Datum uitspraak : 12 juni 2017
Aard uitspraak : Bindend advies

Samenvatting

Consument is van mening dat SAR tekort is geschoten in de uitvoering van de rechtsbijstandverzekering in zijn geschil met het Zorgkantoor. Het Zorgkantoor had besloten het persoonsgebonden budget van de pleegdochter van Consument te beëindigen en het verleende voorschot over een periode in 2009 terug te vorderen omdat Consument de over die periode aan zorgverleners betaalde kosten niet zou hebben verantwoord. Nadat de beslissing van het Zorgkantoor onherroepelijk was geworden, heeft het Zorgkantoor Consument de mogelijkheid geboden de gemaakte kosten alsnog te verantwoorden. Nadat het Consument niet was gelukt de vereiste documenten aan te leveren heeft hij SAR gevraagd rechtsbijstand te verlenen. SAR heeft Consument bijgestaan bij het aanleveren van de vereiste stukken aan het Zorgkantoor en het inmiddels ingeschakelde incassobureau. Consument is er echter niet in geslaagd de gewenste stukken aan te leveren. De Commissie is van oordeel dat SAR in het onderhavige geval geen verwijt te maken valt. De vordering wordt afgewezen.

1. Procesverloop

De Commissie beslist met inachtneming van haar Reglement en op basis van de volgende stukken:
• de klachtbrief van Consument met bijlagen waaronder het op 28 december 2015 door Consument ondertekende klachtformulier;
• het verweerschrift van SAR met bijlagen;
• de repliek van Consument met bijlagen;
• de dupliek van SAR;
• de e-mail van 6 juli 2016 van SAR met bijlagen;
• de na de dupliek door Consument toegezonden aanvullende informatie inhoudende brieven (beslissingen) van het Zorgkantoor van 4 juni 2015 en 23 juli 2015;
• de verklaring van Consument met diens keuze voor bindend advies.

De Commissie stelt vast dat partijen hebben gekozen voor bindend advies.
Partijen zijn opgeroepen voor een hoorzitting op 10 januari 2017 en zijn aldaar verschenen.
De Commissie heeft partijen in de gelegenheid gesteld om na de zitting te overleggen over een minnelijke regeling.
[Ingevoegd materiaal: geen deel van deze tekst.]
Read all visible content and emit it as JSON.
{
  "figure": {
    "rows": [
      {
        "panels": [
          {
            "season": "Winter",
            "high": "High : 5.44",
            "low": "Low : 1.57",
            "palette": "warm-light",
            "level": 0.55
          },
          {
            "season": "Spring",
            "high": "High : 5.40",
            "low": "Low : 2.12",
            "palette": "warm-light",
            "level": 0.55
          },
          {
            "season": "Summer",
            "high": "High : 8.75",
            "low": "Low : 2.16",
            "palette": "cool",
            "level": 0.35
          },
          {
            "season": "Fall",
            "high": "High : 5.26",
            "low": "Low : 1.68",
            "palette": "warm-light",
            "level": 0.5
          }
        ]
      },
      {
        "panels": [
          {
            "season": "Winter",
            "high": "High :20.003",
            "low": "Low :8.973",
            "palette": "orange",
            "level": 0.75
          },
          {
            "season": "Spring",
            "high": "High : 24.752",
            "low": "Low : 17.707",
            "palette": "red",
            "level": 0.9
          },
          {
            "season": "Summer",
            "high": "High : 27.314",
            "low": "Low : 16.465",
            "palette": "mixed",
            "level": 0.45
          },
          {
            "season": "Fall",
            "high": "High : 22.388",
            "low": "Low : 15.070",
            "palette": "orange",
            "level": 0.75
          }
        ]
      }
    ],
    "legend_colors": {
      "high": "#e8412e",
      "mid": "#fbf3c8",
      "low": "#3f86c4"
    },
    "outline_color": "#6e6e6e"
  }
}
Partijen hebben de Commissie bericht niet tot een minnelijke regeling te zijn gekomen zodat de Commissie thans uitspraak zal doen.

2. Feiten

De Commissie gaat uit van de volgende feiten.
2.1 Consument heeft een rechtsbijstandverzekering (hierna: de Verzekering) gesloten bij Achmea Schadeverzekeringen N.V. (handelend onder de naam Interpolis Schade), hierna te noemen: Verzekeraar. Verzekeraar heeft de uitvoering van de rechtsbijstand opgedragen aan SAR.

2.2 Consument was bewindvoerder van zijn hulpbehoevende pleegdochter. De dochter had een persoonsgebonden budget (hierna: het “PGB”) toegekend gekregen. Op 6 april 2010 heeft het Zorgkantoor aan de pleegdochter van Consument gevraagd om verantwoording af te leggen over de in de periode vanaf 2 mei 2009 tot en met 31 december 2009 aan zorgverleners betaalde kosten (hierna: de “Kosten”). De verantwoording moest worden afgelegd door een verantwoordingsformulier (hierna: het “Formulier”) in te vullen.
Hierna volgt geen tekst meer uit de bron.